Все утро прошло в хлопотах, а в три часа я вошел в столовую; в ней ожидала меня новая сцена, нимало, впрочем, не похожая на утреннюю. У накрытого стола смирно сидел бледный, желтый и трепещущий как лист Выдров. Захар же Иваныч расхаживал по зале с такою скоростью, в таком гневе и с таким багровым лицом, какого я еще не видывал на соседе. У окна стоял Гайдуков, а поодаль от Гайдукова вся мужская и женская прислуга гостиницы.
– Что это с вами? – спросил я с беспокойством у соседа.
– Разбой и больше ничего! – отвечал, продолжая ходить, Захар Иваныч.
– Но объясните наконец, в чем дело?
– А вот, взгляните-ка на счет, – сказал Захар Иваныч, передавая мне предлинный кусок бумаги, исписанный очень мелко.
– Сорок три талера в три дня, это много! – сказал я, взглянув на итог.
– Обыкновенная цена всему, поверьте, – заметил униженно Гайдуков.
– Дело не в сорока трех талерах и не в цене, – перебил, пыхтя, Захар Иваныч, – кому какое дело до того, что я много истратил или мало! а курьезно заплатить за ночлег Трушки по два талера в сутки, и за стол его столько же… вот что курьезно так курьезно!

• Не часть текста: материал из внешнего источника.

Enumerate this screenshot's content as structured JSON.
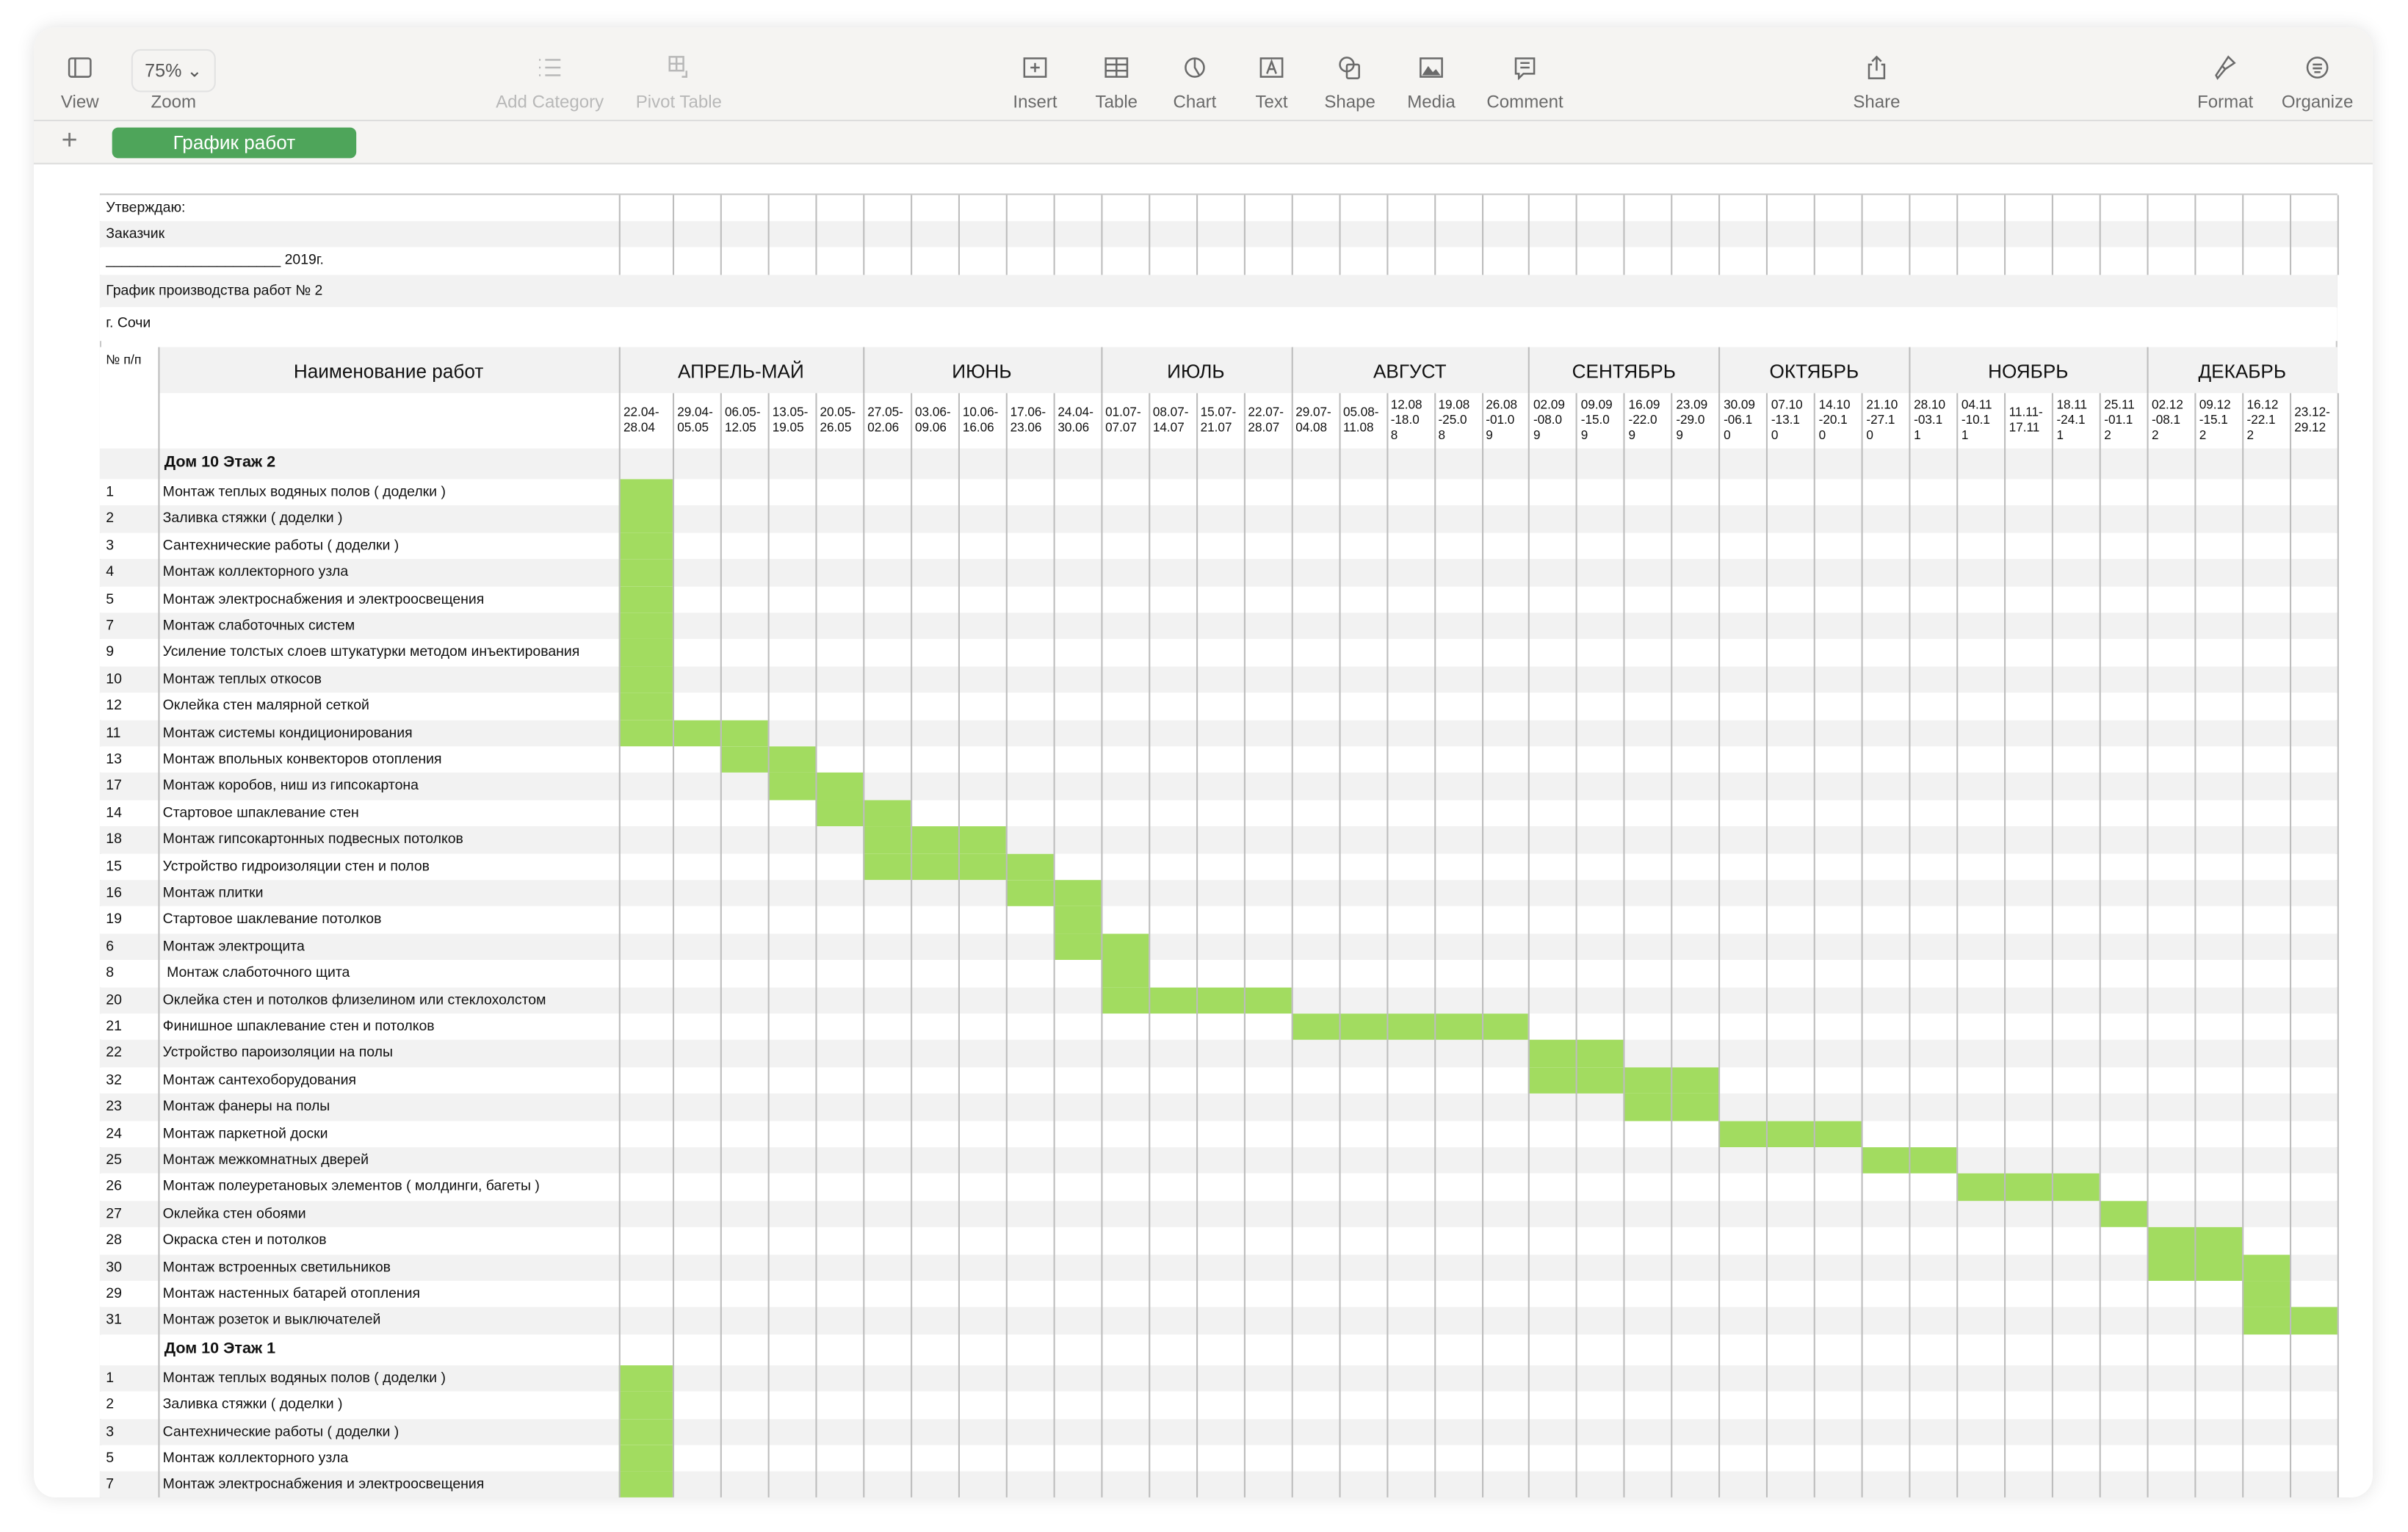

– Как за ночлег? – воскликнул я.
– Так взгляните на счет: ну, видите: 27-го за нумер, то есть мой, полтора талера, за нумер слуги два и селедка, селедка, селедка и раки ему же-полтора талера; 28-го за мой нумер полтора, за нумер слуги два талера, селедка, селедка, селедка и раки – полтора; 29-го за мой нумер полтора, за нумер слуги два, селедка, селедка, селедка и раки – полтора; 30-го… сегодня ночлега, правда, не было, зато была селедка, селедка, то есть прибавь еще селедку и раки, – и опять полтора… каково? – спросил сосед, бросая счет на пол. – Ну, я у вас спрашиваю, каково?
– Помилуйте, моя ли вина, ежели вам угодно было поместить слугу вашего в большом нумере, что противу лестницы? – сказал Гайдуков.
– И ты смеешь еще оправдываться?
– Я не оправдываюсь, а только докладываю вам, что в первую ночь он приказал именем вашим пустить его в пустой нумер, а нумер ходит по два талера в сутки, всем известно, – прибавил Гайдуков, показывая на прислугу, – что же касается до кушанья, так это была ваша воля и вы лично изволили мне приказать отпускать ему преимущественно русские кушанья, а коли так, то что же может быть лучше, как не селедочка-с и раки.
Последние слова произнес Гайдуков шуточным тоном.
Я невольно вспомнил полуночный разговор соседа моего с Трушкой и чуть не лопнул со смеху. Гайдуков был не совсем не прав, потому что я действительно слышал, как Трушка изъяснял барину о своем намерении попроситься в пустой нумер, на что Захар Иваныч хотя и не отвечал утвердительно, но и не сказал «нет»; полагаю, что и земляк припомнил это обстоятельство, потому что, не отвечая на объяснение Гайдукова, он с сердцем вынул из кармана длинный кожаный мешок, достал из него горсть золотых монет и отсчитал сколько следовало по счету.
Гайдуков взял золото и пустился было любезничать, но Захар Иваныч топнул ногой и указал на дверь.